Alors que la « digitalisation » de la finance engendre de nouvelles vulnérabilités, particulièrement en matière de cybersécurité, l’IA peut en contrepartie avoir un impact positif sur des sujets relatifs à sécurité tels que la lutte contre la fraude. « Une expérimentation impliquant l’intelligence artificielle que nous avons réalisée en utilisant des milliards de données a permis d’améliorer de 40% à 50% la détection de mouvements financiers non classiques, et donc de mieux identifier les paiements suspects », illustre Marianne Demarchi.
Îlots digitaux
Le développement des monnaies numériques – qu’elles soient issues d’acteurs privés ou des expérimentations en cours au sein des banques centrales –, des blockchains ou des wallets (portefeuilles digitaux) comporte aussi des risques liés à leur interconnectivité. « Si ces évolutions amènent à la formation d’îlots digitaux qui ne peuvent pas bien communiquer entre eux, la situation deviendrait vraiment dystopique avec un fractionnement des espaces économiques », avertit Marianne Demarchi.
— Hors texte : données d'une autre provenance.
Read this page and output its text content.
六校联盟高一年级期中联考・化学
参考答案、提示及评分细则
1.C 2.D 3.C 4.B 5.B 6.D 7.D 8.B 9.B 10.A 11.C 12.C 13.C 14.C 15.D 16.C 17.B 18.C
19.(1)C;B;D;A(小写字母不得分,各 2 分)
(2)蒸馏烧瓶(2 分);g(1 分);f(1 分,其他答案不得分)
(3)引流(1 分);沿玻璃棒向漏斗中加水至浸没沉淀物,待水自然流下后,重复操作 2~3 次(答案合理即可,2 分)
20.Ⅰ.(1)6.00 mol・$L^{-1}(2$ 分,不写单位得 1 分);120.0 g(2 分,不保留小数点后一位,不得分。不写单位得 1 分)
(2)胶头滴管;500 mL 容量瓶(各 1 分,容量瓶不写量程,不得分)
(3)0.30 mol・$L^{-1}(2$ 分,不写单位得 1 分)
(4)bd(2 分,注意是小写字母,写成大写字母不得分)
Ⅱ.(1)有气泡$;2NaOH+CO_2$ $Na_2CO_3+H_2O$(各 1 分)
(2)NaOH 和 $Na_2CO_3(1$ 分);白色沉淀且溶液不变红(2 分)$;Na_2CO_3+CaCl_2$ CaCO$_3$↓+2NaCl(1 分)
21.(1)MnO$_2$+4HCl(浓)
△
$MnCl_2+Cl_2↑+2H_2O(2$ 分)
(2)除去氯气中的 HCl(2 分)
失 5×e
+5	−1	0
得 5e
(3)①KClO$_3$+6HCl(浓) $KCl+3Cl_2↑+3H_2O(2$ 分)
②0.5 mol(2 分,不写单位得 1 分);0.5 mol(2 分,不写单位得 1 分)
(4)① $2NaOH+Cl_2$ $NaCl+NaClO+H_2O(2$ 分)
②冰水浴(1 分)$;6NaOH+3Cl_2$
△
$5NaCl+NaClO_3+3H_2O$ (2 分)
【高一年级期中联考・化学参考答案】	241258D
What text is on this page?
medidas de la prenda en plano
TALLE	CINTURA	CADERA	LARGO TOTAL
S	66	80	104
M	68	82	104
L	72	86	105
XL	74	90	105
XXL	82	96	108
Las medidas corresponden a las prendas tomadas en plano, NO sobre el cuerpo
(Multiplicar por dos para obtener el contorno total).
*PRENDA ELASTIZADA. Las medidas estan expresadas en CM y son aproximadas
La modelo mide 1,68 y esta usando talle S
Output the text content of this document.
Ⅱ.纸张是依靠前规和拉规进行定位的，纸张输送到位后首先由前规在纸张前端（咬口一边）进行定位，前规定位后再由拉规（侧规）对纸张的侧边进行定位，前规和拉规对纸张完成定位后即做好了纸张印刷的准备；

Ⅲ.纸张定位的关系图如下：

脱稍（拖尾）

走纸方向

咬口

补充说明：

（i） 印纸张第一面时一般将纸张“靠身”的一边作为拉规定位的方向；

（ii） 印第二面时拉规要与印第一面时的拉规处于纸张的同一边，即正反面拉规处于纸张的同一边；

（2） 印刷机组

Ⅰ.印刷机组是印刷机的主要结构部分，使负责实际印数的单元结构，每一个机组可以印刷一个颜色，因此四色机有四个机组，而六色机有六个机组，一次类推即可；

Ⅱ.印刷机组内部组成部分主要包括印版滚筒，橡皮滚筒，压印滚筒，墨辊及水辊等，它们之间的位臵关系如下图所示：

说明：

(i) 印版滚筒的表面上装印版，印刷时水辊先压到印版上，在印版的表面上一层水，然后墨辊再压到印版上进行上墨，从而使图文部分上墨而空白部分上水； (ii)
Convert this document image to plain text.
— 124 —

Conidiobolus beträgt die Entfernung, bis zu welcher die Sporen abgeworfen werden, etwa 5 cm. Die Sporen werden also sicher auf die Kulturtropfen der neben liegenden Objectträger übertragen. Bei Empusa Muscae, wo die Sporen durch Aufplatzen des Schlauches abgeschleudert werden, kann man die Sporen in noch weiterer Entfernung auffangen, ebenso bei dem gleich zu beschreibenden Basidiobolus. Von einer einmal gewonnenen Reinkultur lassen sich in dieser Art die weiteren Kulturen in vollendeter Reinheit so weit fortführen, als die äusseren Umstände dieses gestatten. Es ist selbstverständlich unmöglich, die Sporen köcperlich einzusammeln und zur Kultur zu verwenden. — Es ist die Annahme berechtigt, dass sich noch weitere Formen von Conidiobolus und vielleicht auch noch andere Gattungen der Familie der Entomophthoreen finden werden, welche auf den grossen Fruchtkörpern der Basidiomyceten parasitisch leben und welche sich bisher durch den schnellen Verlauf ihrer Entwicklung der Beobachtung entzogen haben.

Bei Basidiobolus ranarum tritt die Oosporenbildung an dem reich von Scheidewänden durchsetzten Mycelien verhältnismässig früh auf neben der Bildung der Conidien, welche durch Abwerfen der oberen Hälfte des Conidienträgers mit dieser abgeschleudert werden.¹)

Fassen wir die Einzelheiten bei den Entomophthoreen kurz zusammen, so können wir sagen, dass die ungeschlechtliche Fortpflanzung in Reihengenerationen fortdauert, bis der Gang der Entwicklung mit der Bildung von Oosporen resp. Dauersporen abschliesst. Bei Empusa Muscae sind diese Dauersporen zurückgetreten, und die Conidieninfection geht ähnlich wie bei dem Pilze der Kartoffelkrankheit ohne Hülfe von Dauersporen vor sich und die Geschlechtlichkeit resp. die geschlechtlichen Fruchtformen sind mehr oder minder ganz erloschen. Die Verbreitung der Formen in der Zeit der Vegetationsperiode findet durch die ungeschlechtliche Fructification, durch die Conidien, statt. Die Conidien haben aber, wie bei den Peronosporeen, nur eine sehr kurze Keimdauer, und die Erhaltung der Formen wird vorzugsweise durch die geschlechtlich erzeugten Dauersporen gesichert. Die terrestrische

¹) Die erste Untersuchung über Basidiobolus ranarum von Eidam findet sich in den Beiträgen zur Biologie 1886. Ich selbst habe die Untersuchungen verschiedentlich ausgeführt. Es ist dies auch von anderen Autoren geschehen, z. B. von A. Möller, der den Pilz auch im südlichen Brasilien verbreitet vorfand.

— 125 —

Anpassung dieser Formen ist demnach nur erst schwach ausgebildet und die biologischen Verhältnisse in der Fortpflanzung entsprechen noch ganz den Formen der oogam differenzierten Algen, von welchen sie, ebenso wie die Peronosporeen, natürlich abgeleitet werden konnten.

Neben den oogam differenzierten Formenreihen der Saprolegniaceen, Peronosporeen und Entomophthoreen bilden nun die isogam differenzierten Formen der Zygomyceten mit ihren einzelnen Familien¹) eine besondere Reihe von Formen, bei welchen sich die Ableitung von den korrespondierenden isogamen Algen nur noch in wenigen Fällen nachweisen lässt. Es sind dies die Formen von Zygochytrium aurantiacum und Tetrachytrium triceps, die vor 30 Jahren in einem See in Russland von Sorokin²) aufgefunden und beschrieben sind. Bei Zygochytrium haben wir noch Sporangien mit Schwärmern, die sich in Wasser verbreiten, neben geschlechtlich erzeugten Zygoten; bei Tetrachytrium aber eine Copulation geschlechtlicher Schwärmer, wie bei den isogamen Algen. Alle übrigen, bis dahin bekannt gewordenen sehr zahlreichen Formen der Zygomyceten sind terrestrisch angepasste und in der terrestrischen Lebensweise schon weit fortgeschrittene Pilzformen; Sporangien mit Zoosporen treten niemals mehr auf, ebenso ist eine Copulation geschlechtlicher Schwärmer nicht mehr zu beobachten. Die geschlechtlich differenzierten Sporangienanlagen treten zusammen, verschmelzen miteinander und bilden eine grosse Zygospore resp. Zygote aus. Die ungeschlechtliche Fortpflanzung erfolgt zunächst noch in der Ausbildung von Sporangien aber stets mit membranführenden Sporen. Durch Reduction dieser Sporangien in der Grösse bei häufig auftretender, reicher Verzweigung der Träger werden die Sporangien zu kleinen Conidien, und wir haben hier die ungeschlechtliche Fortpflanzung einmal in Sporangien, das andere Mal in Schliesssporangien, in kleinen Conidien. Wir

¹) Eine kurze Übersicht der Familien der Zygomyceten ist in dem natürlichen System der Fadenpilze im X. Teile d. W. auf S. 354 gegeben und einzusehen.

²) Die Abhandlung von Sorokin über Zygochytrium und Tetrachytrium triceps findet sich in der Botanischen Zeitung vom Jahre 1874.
Reconnaissant que le monde la finance connaît un véritable « changement de paradigme » avec les avancées technologiques, Jorgen Ouaknine appelle quant à lui de ses vœux la mise en place de garde-fous. « La donnée fait partie de la stratégie intégrante des grandes institutions financières, c’est devenu un asset, mais il se travaille et se commercialise parfois à outrance, relève le head of innovation, data services and innovation chez Euroclear. Pour éviter les dérives, les régulateurs doivent amener un cadre de protection pour les utilisateurs afin d’éviter d’aller vers une dystopie quasi-certaine. » Pour le meilleur et pour le pire, les liaisons dangereuses entre la finance et la technologie ne semblent en tout cas pas près de se distendre.